Protein kinase C-dependent potentiation of intracellular calcium influx by sigma1 receptor agonists in rat hippocampal neurons

Intracellular calcium concentration ([Ca2+]i) plays a major role in neuronal excitability, especially that triggered by the N-methyl-d-aspartate (NMDA)-sensitive glutamatergic receptor. We have previously shown that sigma1 receptor agonists potentiate NMDA receptor-mediated neuronal activity in the hippocampus and recruit Ca2+-dependent second messenger cascades (e.g., protein kinase C; PKC) in brainstem motor structures.

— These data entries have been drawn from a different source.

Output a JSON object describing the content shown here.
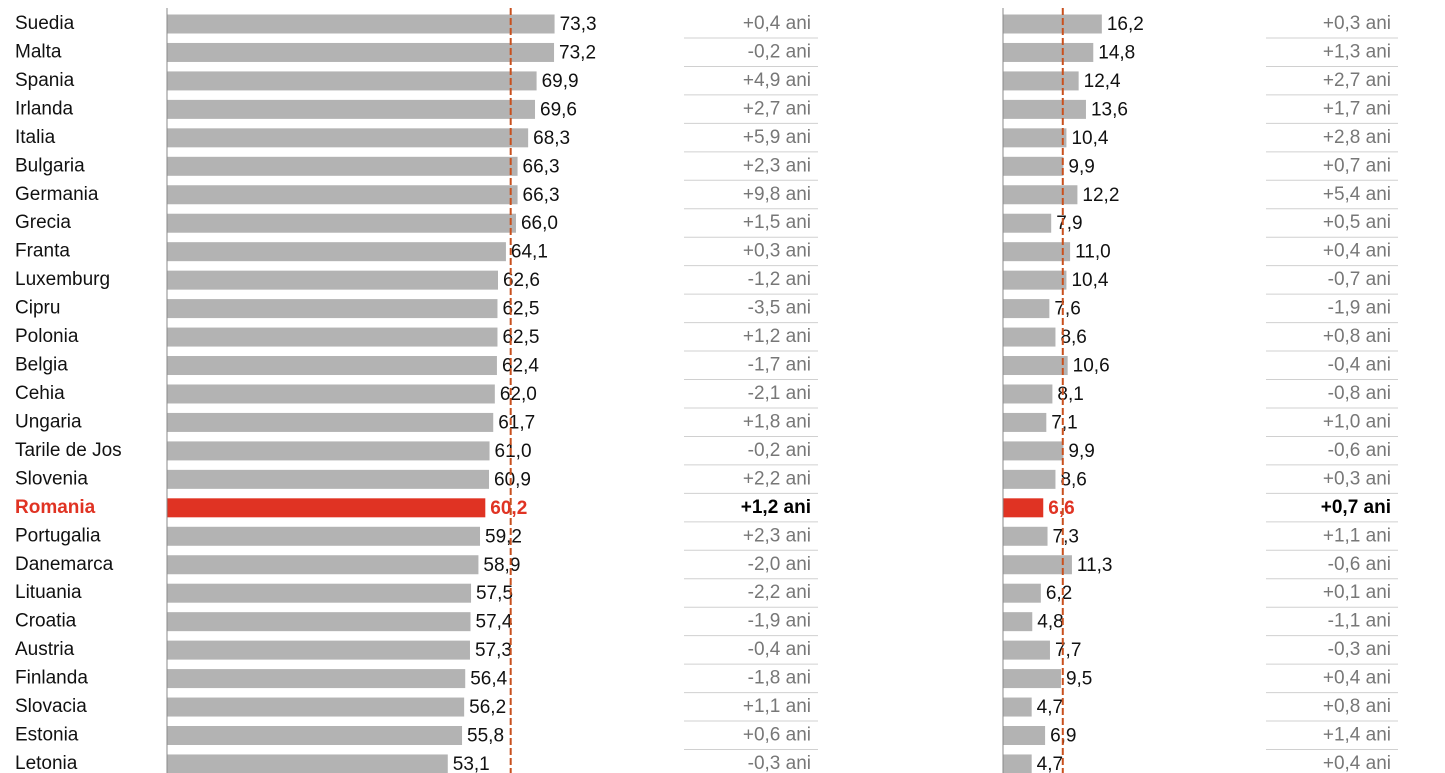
{
  "chart_data": [
    {
      "type": "bar",
      "categories": [
        "Suedia",
        "Malta",
        "Spania",
        "Irlanda",
        "Italia",
        "Bulgaria",
        "Germania",
        "Grecia",
        "Franta",
        "Luxemburg",
        "Cipru",
        "Polonia",
        "Belgia",
        "Cehia",
        "Ungaria",
        "Tarile de Jos",
        "Slovenia",
        "Romania",
        "Portugalia",
        "Danemarca",
        "Lituania",
        "Croatia",
        "Austria",
        "Finlanda",
        "Slovacia",
        "Estonia",
        "Letonia"
      ],
      "values": [
        73.3,
        73.2,
        69.9,
        69.6,
        68.3,
        66.3,
        66.3,
        66.0,
        64.1,
        62.6,
        62.5,
        62.5,
        62.4,
        62.0,
        61.7,
        61.0,
        60.9,
        60.2,
        59.2,
        58.9,
        57.5,
        57.4,
        57.3,
        56.4,
        56.2,
        55.8,
        53.1
      ],
      "value_labels": [
        "73,3",
        "73,2",
        "69,9",
        "69,6",
        "68,3",
        "66,3",
        "66,3",
        "66,0",
        "64,1",
        "62,6",
        "62,5",
        "62,5",
        "62,4",
        "62,0",
        "61,7",
        "61,0",
        "60,9",
        "60,2",
        "59,2",
        "58,9",
        "57,5",
        "57,4",
        "57,3",
        "56,4",
        "56,2",
        "55,8",
        "53,1"
      ],
      "changes": [
        0.4,
        -0.2,
        4.9,
        2.7,
        5.9,
        2.3,
        9.8,
        1.5,
        0.3,
        -1.2,
        -3.5,
        1.2,
        -1.7,
        -2.1,
        1.8,
        -0.2,
        2.2,
        1.2,
        2.3,
        -2.0,
        -2.2,
        -1.9,
        -0.4,
        -1.8,
        1.1,
        0.6,
        -0.3
      ],
      "change_labels": [
        "+0,4 ani",
        "-0,2 ani",
        "+4,9 ani",
        "+2,7 ani",
        "+5,9 ani",
        "+2,3 ani",
        "+9,8 ani",
        "+1,5 ani",
        "+0,3 ani",
        "-1,2 ani",
        "-3,5 ani",
        "+1,2 ani",
        "-1,7 ani",
        "-2,1 ani",
        "+1,8 ani",
        "-0,2 ani",
        "+2,2 ani",
        "+1,2 ani",
        "+2,3 ani",
        "-2,0 ani",
        "-2,2 ani",
        "-1,9 ani",
        "-0,4 ani",
        "-1,8 ani",
        "+1,1 ani",
        "+0,6 ani",
        "-0,3 ani"
      ],
      "xlim": [
        0,
        80
      ],
      "reference": 65.0,
      "color": "#b3b3b3",
      "highlight_index": 17,
      "highlight_color": "#e03323",
      "reference_color": "#c8501e"
    },
    {
      "type": "bar",
      "values": [
        16.2,
        14.8,
        12.4,
        13.6,
        10.4,
        9.9,
        12.2,
        7.9,
        11.0,
        10.4,
        7.6,
        8.6,
        10.6,
        8.1,
        7.1,
        9.9,
        8.6,
        6.6,
        7.3,
        11.3,
        6.2,
        4.8,
        7.7,
        9.5,
        4.7,
        6.9,
        4.7
      ],
      "value_labels": [
        "16,2",
        "14,8",
        "12,4",
        "13,6",
        "10,4",
        "9,9",
        "12,2",
        "7,9",
        "11,0",
        "10,4",
        "7,6",
        "8,6",
        "10,6",
        "8,1",
        "7,1",
        "9,9",
        "8,6",
        "6,6",
        "7,3",
        "11,3",
        "6,2",
        "4,8",
        "7,7",
        "9,5",
        "4,7",
        "6,9",
        "4,7"
      ],
      "changes": [
        0.3,
        1.3,
        2.7,
        1.7,
        2.8,
        0.7,
        5.4,
        0.5,
        0.4,
        -0.7,
        -1.9,
        0.8,
        -0.4,
        -0.8,
        1.0,
        -0.6,
        0.3,
        0.7,
        1.1,
        -0.6,
        0.1,
        -1.1,
        -0.3,
        0.4,
        0.8,
        1.4,
        0.4
      ],
      "change_labels": [
        "+0,3 ani",
        "+1,3 ani",
        "+2,7 ani",
        "+1,7 ani",
        "+2,8 ani",
        "+0,7 ani",
        "+5,4 ani",
        "+0,5 ani",
        "+0,4 ani",
        "-0,7 ani",
        "-1,9 ani",
        "+0,8 ani",
        "-0,4 ani",
        "-0,8 ani",
        "+1,0 ani",
        "-0,6 ani",
        "+0,3 ani",
        "+0,7 ani",
        "+1,1 ani",
        "-0,6 ani",
        "+0,1 ani",
        "-1,1 ani",
        "-0,3 ani",
        "+0,4 ani",
        "+0,8 ani",
        "+1,4 ani",
        "+0,4 ani"
      ],
      "xlim": [
        0,
        20
      ],
      "reference": 9.8,
      "color": "#b3b3b3",
      "highlight_index": 17,
      "highlight_color": "#e03323",
      "reference_color": "#c8501e"
    }
  ]
}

The present study therefore assessed whether the potentiating action of sigma1 agonists on the NMDA response observed in the hippocampus involves the regulation of [Ca2+]i and PKC. For this purpose, [Ca2+]i changes after NMDA receptor activation were monitored in primary cultures of embryonic rat hippocampal pyramidal neurons using microspectrofluorometry of the Ca2+-sensitive indicator Fura-2/acetoxymethyl ester in the presence of sigma1 agonists and PKC inhibitors. We show that successive activations of the sigma1 receptor by 1-min pulses of (+)-benzomorphans or (+)-N-cyclopropylmethyl-N-methyl-1,4-diphenyl-1-ethyl-but-3-en-1-ylamine hydrochloride (JO-1784) concomitantly with glutamate time dependently potentiated before inconstantly inhibiting the NMDA receptor-mediated increase of [Ca2+]i, whereas 1,3-di-o-tolyl-guanidine, a mixed sigma1/sigma2 agonist, did not significantly modify the glutamate response. Both potentiation and inhibition were prevented by the selective sigma1 antagonist N,N-dipropyl-2-[4-methoxy-3-(211phenylethoxy) phenyl]-ethylamine monohydrochloride (NE-100). Furthermore, only (+)-benzomorphans could induce [Ca2+]i influx by themselves after a brief pulse of glutamate. A pretreatment with the conventional PKC inhibitor 12-(2-cyanoethyl)-6,7,12,13-tetrahydro-13-methyl-5-oxo-5H-indolo [2,3-a] pyrrolo [3,4-c] carbazole (G?-6976) prevented the potentiating effect of (+)-benzomorphans on the glutamate response. Our results provide further support for a general mechanism for the intracellular sigma1 receptor to regulate Ca2+-dependent signal transduction and protein phosphorylation.